For Array problems, we want to consider the following approaches:
- Sort.
- The arrays are already sorted.
- Two pointer solutions (left and right pointer variables).
- We can start at index m - 1 for nums1 and index n -1 for nums2, find the larger number and start inserting at m + n - 1 index of nums1. Repeat until we reach index 0 for nums2.
- Storing the elements of the array in a HashMap or a Set.
- A HashMap or Set just complicates our code.
- Traversing the array with a sliding window. Similar to the two pointer solution.
- A sliding window doesn't really help us here.
⚠️ Common Mistakes
- We want to ask for space/time complexity. Yes this is an easy problem if we had O(n) space. But the interviewer wants to solve this problem in O(1) space.
3: P-lan
Plan the solution with appropriate visualizations and pseudocode.
General Idea: We can start at index m - 1 for nums1 and index n -1 for nums2, find the larger number and start inserting at m + n - 1 index of nums1. Repeat until we reach index 0 for nums2.

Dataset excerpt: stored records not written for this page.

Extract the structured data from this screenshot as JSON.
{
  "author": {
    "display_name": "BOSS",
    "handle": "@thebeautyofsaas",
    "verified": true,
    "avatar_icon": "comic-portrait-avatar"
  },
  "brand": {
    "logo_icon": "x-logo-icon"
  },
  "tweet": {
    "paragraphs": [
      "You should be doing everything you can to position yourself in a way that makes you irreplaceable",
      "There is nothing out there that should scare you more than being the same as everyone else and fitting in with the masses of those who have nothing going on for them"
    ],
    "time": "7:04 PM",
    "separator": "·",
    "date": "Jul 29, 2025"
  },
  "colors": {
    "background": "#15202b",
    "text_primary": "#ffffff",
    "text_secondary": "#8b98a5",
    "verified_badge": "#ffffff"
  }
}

1. Initialize three pointers
a.point at last number in nums1
b.point at the last number of nums2
c. point at the last index in nums1
2) While nums2 has numbers to merge
a) Get the larger number and insert into the insertIndex of nums1
4: I-mplement
Implement the code to solve the algorithm.
class Solution:
def merge(self, nums1: List[int], m: int, nums2: List[int], n: int) -> None:
"
Do not return anything, modify nums1 in-place instead.
"
# Initialize three pointers
# a.point at last number in nums1
# b.point at the last number of nums2
# c. point at the last index in nums1
index1, index2, insertIndex = m - 1, n - 1, m + n - 1
# While nums2 has numbers to merge
while index2 >= 0:
# Get the larger number and insert into the insertIndex of nums1
if index1 >=0 and nums1[index1] > nums2[index2]:
nums1[insertIndex] = nums1[index1]
index1 -= 1
else:
nums1[insertIndex] = nums2[index2]
index2 -= 1
insertIndex -= 1
class Solution {
public void merge(int[] nums1, int m, int[] nums2, int n) {
// Initialize three pointers
// a.point at last number in nums1
// b.point at the last number of nums2
// c. point at the last index in nums1
int tail1 = m - 1, tail2 = n - 1, insertIndex = m + n - 1;
// While nums2 has numbers to merge
while (tail2 >= 0) {
if (tail1 >= 0 && nums1[tail1] > nums2[tail2]) {
// Get the larger number and insert into the insertIndex of nums1
nums1[insertIndex] = nums1[tail1];
tail1--;
} else {
nums1[insertIndex] = nums2[tail2];
tail2--;
}
insertIndex--;
}
}
}
5: R-eview
Review the code by running specific example(s) and recording values (watchlist) of your code's variables along the way.
- Trace through your code with an input to check for the expected output
- Catch possible edge cases and off-by-one errors
6: E-valuate
Evaluate the performance of your algorithm and state any strong/weak or future potential work.
Assume N
represents the number of items in the array nums1.
Assume M
represents the number of items in the array nums2.
- Time Complexity:
O(N + M)
because we need to traverse all numbers in both array. - Space Complexity:
O(1)
because we only need three pointers to do the job.